Jewish leaders on Friday urged Pope Benedict not to rehabilitate a traditionalist bishop who denies the Holocaust, saying it would foment anti-Semitism and open a deep wound in Christian-Jewish relations.

Italian media have said the pope could this weekend revoke the excommunications of four traditionalist bishops from the Society of Saint Pius X (SSPX) in his latest attempt to heal a 20-year-old schism in the Roman Catholic Church.

The rift became a crisis in 1998, when the late French archbishop Marcel Lefebvre illegally consecrated four bishops in defiance of the late Pope John Paul.

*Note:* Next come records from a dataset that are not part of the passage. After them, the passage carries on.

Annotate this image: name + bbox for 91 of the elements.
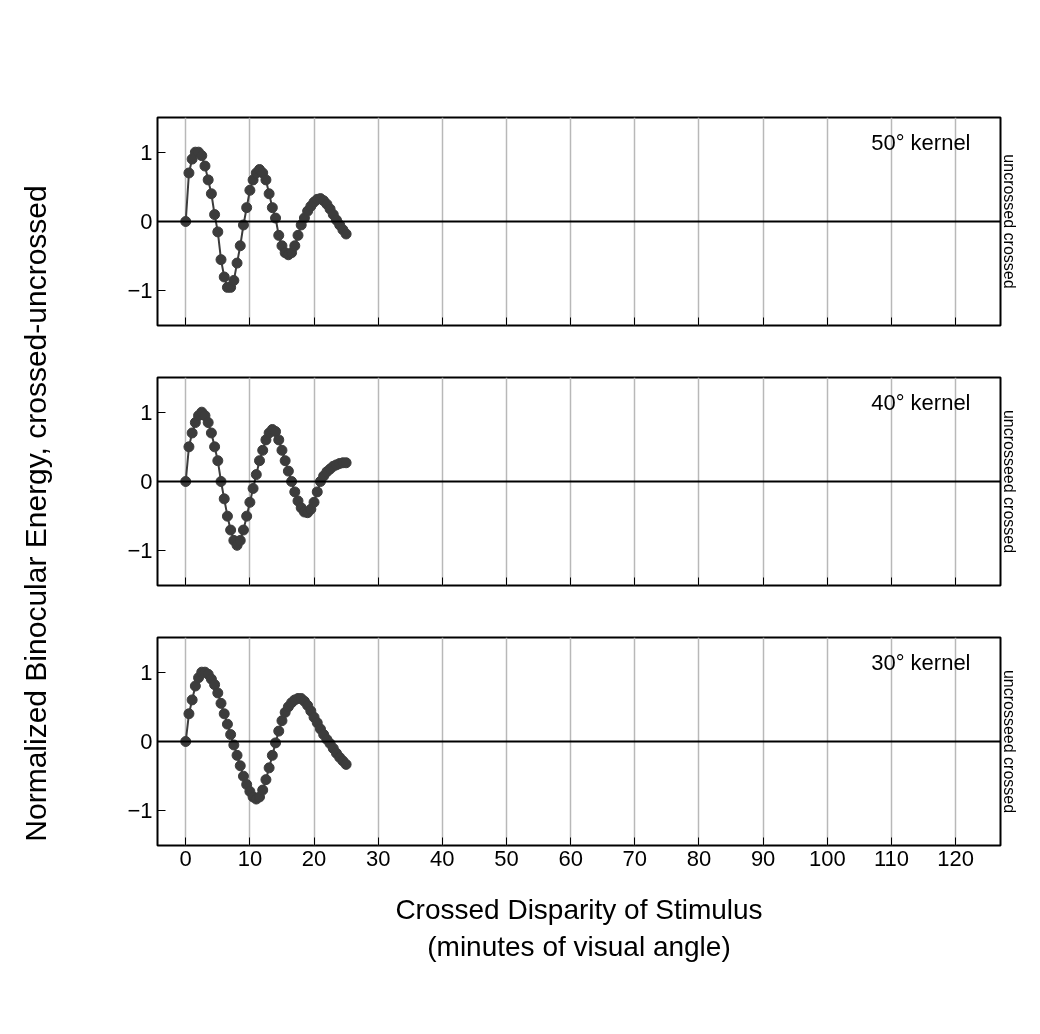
point — [212, 455, 224, 467]
point — [266, 749, 278, 761]
point — [183, 441, 195, 453]
point — [260, 174, 272, 186]
point — [260, 774, 272, 786]
y-tick-label: 0 — [140, 469, 153, 494]
x-tick-label: 30 — [365, 845, 391, 871]
point — [212, 687, 224, 699]
point — [202, 174, 214, 186]
x-tick-label: 100 — [808, 845, 846, 871]
point — [209, 209, 221, 221]
point — [215, 697, 227, 709]
y2-axis-title: uncrossed crossed — [1000, 154, 1018, 289]
x-tick-label: 60 — [558, 845, 583, 871]
point — [237, 770, 249, 782]
point — [308, 496, 320, 508]
point — [311, 486, 323, 498]
point — [241, 510, 253, 522]
point — [250, 469, 262, 481]
point — [237, 524, 249, 536]
x-tick-label: 20 — [301, 845, 327, 871]
y-tick-label: −1 — [127, 278, 153, 304]
point — [234, 240, 246, 252]
point — [241, 202, 253, 214]
y-tick-label: 0 — [140, 209, 153, 234]
y-axis-title: Normalized Binocular Energy, crossed-uncrossed — [19, 185, 52, 842]
point — [244, 496, 256, 508]
point — [254, 455, 266, 467]
y2-axis-title: uncrosseed crossed — [1000, 409, 1018, 554]
x-tick-label: 90 — [750, 845, 776, 871]
point — [257, 784, 269, 796]
point — [228, 274, 240, 286]
x-tick-label: 0 — [179, 845, 192, 871]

One of the four bishops, the British-born Bishop Richard Williamson, has made a number of statements denying the full extent of the Nazi Holocaust of European Jews, as accepted by most mainstream historians. In comments to Swedish television broadcast on Wednesday, he said: "I believe that the historical evidence is hugely against 6 million having been deliberately gassed in gas chambers as a deliberate policy of Adolf Hitler...I believe there were no gas chambers".

Williamson said he agreed with "revisionists" who say that "between 200,000 and 300,000 Jews perished in Nazi concentration camps, but not one of them by gassing in a gas chamber".

Elan Steinberg, vice president of the American Gathering of Holocaust Survivors and their Descendants, said the possibility that the pope would accept Williamson back into the mainstream church "has been received with shock and consternation".

"For the Jewish people and all persons who feel the pain of the terrible years of the Shoah, this development marks a dangerous blow to interfaith dialogue and encourages hate-mongers everywhere," he said.

Rome's chief rabbi, Riccardo Di Segni, said he was "shocked by such a horror of denial, which is even more grave since it comes from a bishop".

Di Segni told the newspaper La Stampa that Williamson's re-admission into the Church would open "a deep wound in dialogue with Judaism".

The traditionalists bishops reject many reforms of the 1962-1965 Second Vatican Council, notably its decision that Mass should be said in local languages rather than Latin, and its advocacy of dialogue with other religions.

A statement from the traditionalists said the implication they are racist was "entirely false and unjust".

But it said the group had the right to "pray for conversion (of Jews) to the true faith, to study their recent and tragic history, or to question some of their political objectives".

At the end of the Swedish interview, William says he realizes he could go to jail for Holocaust denial in Germany.

Pope Benedict has already made several gestures of reconciliation to the schismatic group, including allowing the unconditional return of the old-style Latin Mass.

That move angered Jews because the ceremony includes a Good Friday prayer for their conversion.